The newest mama at Hoofbeats to Healing. | Nicole Kunze

“When you are riding a horse and you’re connected physically, you have no choice – you have to engage. This is like Brain Balance, but on steroids,” said Tami Tanner Clegg, owner of Hoofbeats to Healing, in explaining the difference between the therapeutic advantages of horseback riding versus other animals. “Normal horses move the way we do when they’re walking, but our horses move the way we crawl. You have to use both sides of your brain to stay on and to stay balanced.” Hoofbeats is working with Veterans Affairs (VA) in a study conducted by the University of Utah and Brigham Young University doing horseback riding therapy with veterans suffering from PTSD (post traumatic stress disorder) and other physical and psychological wounds. Hoofbeats goes to Mountain Green every Wednesday to see the soldiers. “We’re the only provider in Utah that does horse therapy with the VA,” said Clegg.

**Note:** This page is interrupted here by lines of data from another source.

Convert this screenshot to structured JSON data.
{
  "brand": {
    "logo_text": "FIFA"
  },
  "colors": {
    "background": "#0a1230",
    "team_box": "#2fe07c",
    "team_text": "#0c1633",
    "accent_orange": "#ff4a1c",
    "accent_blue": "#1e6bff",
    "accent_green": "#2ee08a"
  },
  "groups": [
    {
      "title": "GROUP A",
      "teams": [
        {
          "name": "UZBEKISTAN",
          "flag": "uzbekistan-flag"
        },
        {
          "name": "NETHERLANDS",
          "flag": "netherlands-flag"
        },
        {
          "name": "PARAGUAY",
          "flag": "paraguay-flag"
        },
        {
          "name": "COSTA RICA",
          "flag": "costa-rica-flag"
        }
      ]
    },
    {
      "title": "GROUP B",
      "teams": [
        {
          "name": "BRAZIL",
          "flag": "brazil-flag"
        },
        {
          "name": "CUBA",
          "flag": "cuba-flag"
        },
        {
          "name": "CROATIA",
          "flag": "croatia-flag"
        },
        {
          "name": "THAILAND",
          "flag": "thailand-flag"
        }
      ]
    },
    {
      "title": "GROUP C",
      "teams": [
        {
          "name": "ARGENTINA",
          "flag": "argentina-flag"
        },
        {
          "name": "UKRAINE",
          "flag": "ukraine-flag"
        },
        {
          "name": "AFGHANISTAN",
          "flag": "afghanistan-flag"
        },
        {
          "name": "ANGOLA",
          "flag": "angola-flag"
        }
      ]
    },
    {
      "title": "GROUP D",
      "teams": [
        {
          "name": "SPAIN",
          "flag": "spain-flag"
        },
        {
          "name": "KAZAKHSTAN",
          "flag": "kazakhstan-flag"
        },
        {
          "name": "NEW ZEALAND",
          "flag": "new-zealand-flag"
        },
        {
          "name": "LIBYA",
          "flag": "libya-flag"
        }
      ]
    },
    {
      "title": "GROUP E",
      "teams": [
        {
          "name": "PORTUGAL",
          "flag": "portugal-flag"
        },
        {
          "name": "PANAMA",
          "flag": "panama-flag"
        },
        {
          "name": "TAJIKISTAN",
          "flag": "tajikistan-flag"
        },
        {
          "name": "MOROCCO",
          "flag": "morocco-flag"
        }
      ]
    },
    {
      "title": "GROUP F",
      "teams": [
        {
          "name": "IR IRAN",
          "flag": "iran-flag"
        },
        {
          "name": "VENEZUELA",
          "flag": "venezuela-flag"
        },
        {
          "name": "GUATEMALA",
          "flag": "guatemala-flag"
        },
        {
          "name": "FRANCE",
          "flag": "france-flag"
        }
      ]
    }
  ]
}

Lehi High School sophomore, Nicole Needles, has been working at Hoofbeats to Healing for the last four years. Needles took a tour of Hoofbeats when she was 12 years old. Riding and caring for the more than 50 horses at Hoofbeats has been life-changing for Needles, who suffered with anxiety. She can name every horse and can even sense what they want – like where they need a good scratch. “No one else in my family is into horses, so it’s kind of strange that I ended up here,” said Needles. She wants to go to the University of Utah and study in their occupational therapy program.

Nicole Needles brushes Cheveta, an Andalusian mare. | Nicole Kunze

Tami Clegg and Nicole Needles were both in the recent season finale of Random Acts on BYUtv. Random Acts is the ultimate feel-good show, granting big wishes for deserving people who have been nominated by loved ones, as well as surprising strangers with smaller random acts of kindness. Random Acts took Cassandra, a young woman with a genetic condition called Ehlers-Danlos – her joints will slip out of position causing almost constant pain, on a helicopter ride over western Utah in search of wild mustangs. Cassandra was able to witness wild horses running, which was a huge thrill for her. When the helicopter landed, Tami Clegg and Nicole Needles were waiting with two horses for Cassandra and one of the hosts of Random Acts to ride. Later in the episode, The Straighter Way Foundation, a non-profit program that provides therapeutic horseback riding through Hoofbeats to Healing, gifted Cassandra the horse that she rode in the episode.